Présentée à l’occasion de la Biennale 2023 de Charleroi Danse, Unearth, du chorégraphe suédois Jefta van Dinther, est une pièce qui fera date.
On entre à la Raffinerie bruxelloise comme dans un moulin. On en sort de même, à sa guise, la pièce de Jefta van Dinther, Unearth (2022), juxtaposant quatre boucles sonores et gestuelles de près d’une heure chacune. Le spectacle – si spectacle il y a – se déroule dans une salle qui ne lui était pas vouée. Il peut ainsi durer quatre heures chrono.
C’est sur ce plateau, qui n’est pas exactement une scène de théâtre, qu’officient neuf interprètes, hommes et femmes, parmi lesquels le chorégraphe en personne. Le lieu ou non-lieu, le deuxième étage du bâtiment en briques datant du XIXe siècle de la compagnie sucrière Gräffe, est mis à nu. Sa structure métallique et un moteur à hélice ayant fait son temps sont mis en évidence. Le drame – si drame il y a – est mis à plat. Tel le rythme cardiaque fœtal.
C’est sur un lamento psalmodié par une voix féminine caressant un corps allongé et de lents déplacements d’une partie de la troupe le long du mur d’entrée, en quête de sortie ou, du moins, de repères, de soutien, d’équilibre ou d’appuis que tout commence ou presque. Le spectateur, une fois son billet scanné, a eu pour consigne de s’installer si possible au centre de l’espace, de s’asseoir, s’il le désire, sur un ou deux coussins à disposition, de partir, si besoin, mais en silence. Aucune entrée n’étant définitive. Aucune sortie non plus. Le chant est a cappella, quoique l’endroit paraisse profane et séculier – propice à l’art contemporain. À cette première voix, s’ajouteront d’autres, peu à peu, pour créer une polyphonie.

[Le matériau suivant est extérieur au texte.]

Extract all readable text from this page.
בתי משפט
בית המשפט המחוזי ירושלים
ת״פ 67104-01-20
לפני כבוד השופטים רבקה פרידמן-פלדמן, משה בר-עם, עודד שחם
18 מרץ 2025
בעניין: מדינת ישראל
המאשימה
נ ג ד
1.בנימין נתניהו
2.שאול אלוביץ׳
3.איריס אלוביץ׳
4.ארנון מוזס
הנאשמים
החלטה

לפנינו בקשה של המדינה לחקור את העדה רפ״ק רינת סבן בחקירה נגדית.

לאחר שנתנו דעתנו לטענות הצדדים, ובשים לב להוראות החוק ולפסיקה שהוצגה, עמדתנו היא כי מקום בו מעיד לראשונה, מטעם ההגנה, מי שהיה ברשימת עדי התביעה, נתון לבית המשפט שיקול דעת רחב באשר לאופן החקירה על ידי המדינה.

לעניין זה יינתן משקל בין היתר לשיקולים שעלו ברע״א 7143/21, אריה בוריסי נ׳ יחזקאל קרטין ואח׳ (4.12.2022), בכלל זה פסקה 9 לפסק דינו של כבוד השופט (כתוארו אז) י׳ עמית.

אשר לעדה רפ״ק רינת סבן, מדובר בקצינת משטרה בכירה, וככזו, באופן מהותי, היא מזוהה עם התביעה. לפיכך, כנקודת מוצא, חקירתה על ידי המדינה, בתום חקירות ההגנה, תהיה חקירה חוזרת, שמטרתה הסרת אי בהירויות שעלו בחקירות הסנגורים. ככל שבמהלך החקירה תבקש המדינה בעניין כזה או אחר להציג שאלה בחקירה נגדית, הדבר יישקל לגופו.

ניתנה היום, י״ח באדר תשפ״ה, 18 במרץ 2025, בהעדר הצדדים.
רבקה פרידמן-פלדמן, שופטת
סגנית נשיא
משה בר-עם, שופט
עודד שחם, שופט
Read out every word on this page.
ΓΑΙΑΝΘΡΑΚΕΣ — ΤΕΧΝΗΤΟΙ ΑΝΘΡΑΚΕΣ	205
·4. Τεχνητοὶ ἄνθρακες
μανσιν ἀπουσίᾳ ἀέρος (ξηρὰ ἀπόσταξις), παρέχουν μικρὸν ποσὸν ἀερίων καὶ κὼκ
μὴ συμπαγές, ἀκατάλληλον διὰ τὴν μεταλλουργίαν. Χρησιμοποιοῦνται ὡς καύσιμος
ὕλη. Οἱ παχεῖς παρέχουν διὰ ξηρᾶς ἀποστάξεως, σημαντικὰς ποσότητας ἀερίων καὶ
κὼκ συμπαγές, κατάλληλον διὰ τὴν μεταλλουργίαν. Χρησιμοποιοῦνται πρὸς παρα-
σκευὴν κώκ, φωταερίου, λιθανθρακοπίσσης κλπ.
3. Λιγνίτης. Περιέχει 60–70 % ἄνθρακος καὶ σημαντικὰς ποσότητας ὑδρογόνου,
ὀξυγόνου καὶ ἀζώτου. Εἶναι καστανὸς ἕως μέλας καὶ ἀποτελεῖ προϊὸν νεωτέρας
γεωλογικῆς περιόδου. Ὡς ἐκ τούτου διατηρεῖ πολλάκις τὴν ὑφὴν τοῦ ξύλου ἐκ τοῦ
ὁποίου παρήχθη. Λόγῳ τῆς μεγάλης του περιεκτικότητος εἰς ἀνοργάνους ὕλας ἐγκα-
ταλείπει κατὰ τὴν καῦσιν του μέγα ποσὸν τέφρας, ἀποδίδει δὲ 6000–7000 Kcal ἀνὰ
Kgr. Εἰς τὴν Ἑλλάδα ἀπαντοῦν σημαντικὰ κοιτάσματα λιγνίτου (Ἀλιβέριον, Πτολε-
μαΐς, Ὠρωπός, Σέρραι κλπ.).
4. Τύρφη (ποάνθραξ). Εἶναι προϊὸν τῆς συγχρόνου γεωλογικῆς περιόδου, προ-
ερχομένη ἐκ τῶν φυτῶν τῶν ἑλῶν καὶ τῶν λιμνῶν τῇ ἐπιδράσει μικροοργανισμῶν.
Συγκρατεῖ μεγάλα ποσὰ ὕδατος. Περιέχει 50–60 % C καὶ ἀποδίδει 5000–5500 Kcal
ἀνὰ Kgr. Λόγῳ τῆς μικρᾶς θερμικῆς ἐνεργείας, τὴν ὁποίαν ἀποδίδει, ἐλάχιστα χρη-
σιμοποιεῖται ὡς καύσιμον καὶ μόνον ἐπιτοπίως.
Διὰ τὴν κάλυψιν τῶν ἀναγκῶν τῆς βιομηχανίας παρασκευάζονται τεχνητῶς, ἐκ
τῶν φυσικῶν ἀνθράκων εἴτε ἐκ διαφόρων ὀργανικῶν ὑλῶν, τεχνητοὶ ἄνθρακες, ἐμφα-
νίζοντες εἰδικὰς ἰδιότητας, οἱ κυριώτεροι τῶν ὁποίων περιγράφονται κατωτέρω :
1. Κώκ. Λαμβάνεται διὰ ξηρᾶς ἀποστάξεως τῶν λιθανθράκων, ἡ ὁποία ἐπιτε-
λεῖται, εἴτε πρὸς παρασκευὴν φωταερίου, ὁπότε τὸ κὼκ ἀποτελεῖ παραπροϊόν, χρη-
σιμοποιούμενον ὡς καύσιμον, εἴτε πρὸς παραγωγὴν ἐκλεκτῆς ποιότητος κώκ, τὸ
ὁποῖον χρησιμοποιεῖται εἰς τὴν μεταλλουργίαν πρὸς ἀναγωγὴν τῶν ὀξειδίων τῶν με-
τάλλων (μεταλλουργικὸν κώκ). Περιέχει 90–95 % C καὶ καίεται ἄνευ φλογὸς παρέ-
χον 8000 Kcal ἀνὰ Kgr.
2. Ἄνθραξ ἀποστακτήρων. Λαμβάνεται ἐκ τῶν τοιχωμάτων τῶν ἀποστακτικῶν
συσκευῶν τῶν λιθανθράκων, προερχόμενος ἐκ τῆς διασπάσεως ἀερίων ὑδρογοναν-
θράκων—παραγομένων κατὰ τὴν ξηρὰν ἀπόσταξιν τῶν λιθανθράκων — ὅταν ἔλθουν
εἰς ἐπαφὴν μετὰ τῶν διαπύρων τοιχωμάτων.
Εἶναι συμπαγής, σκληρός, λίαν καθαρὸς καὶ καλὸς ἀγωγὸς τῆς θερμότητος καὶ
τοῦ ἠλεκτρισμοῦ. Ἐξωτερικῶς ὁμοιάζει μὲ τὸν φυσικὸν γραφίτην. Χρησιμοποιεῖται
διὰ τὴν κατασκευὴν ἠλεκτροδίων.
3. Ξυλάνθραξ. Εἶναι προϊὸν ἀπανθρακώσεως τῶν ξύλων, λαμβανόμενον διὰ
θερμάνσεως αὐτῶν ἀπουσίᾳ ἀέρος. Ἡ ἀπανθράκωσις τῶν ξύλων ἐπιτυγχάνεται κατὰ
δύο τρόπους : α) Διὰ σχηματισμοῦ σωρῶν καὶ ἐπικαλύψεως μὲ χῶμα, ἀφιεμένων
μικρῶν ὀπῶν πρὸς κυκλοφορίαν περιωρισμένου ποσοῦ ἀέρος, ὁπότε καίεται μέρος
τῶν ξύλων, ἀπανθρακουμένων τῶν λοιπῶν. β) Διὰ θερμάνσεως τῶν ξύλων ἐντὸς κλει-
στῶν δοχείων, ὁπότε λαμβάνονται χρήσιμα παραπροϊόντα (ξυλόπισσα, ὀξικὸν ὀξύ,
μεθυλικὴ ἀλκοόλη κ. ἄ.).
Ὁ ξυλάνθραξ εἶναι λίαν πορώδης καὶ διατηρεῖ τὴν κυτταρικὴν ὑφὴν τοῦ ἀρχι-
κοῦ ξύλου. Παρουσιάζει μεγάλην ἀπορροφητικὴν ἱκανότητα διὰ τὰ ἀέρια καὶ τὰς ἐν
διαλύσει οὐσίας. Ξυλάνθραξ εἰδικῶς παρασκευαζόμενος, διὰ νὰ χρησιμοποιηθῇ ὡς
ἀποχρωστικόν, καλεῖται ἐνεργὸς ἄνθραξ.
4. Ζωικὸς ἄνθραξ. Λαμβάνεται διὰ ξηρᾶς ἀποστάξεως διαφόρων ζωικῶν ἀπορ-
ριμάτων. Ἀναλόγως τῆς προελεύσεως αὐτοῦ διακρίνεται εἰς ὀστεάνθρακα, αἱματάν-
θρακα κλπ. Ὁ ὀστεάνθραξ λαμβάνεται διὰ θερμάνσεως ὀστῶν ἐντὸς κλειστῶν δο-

Quoique les lyrics soient en latin moderne, c.à.d. en anglais, la forme empruntée rappelle la musique ancienne, le chant grégorien, le motet, le gospel. Le ralenti n’a rien de systémique, comme chez une Myriam Gourfink ; il n’est que provisoire. Le mouvement ne tarde pas à faire ficelle, les chanteurs devenant danseurs par intermittence ou par continuité. La chose se précise, autrement dit le sujet. Unearth est à la fois polyphonique, polyrythmique et polysémique. Ce verbe désigne tantôt déterrer (le déterrage étant la chasse au renard), tantôt exhumer, ranimer, ressusciter.
Ce par quoi la pièce prend une connotation christique. Est évoquée selon toute apparence, gestes à l’appui (arpenter, ramper, creuser, manipuler, embrasser, réanimer, ôter le suaire…) l’épisode biblique du matin pascal. La lamentation trouve son expression ou équivalent chorégraphique, dans la tradition de Martha Graham. Il convient de souligner non seulement l’apport du coach vocal, Doreen Kutzke mais la qualité technique des interprètes Juan Pablo Camara, emeka ene, Leah Katz, Gyung Moo Kim, Leah Marojeviç, Dana Pajarillaga, Manon Parent, Roger Sala Reyner, Thomas Zamolo et Jefta van Dinther.
La fascination prend d’emblée. Nul ne bronche dans l’assistance, ni les amateurs ni les professionnels – Boris Charmatz et Mette Ingvartsen, entre autres, ont assisté à l’événement. Le minimalisme cistercien joue à plein, si l’on peut dire. Sans tambour ni trompette, sans décor ni lumière artificielle – celle, solaire, à la tombée du jour, produisant son effet –, sans bluff ni esbroufe, Jefta van Dinther se situe dans la lignée d’un Philip Glass ou d’une Meredith Monk. Ce qui n’est pas rien.
Visuel : photographie de 2022 © Jubal Battisti.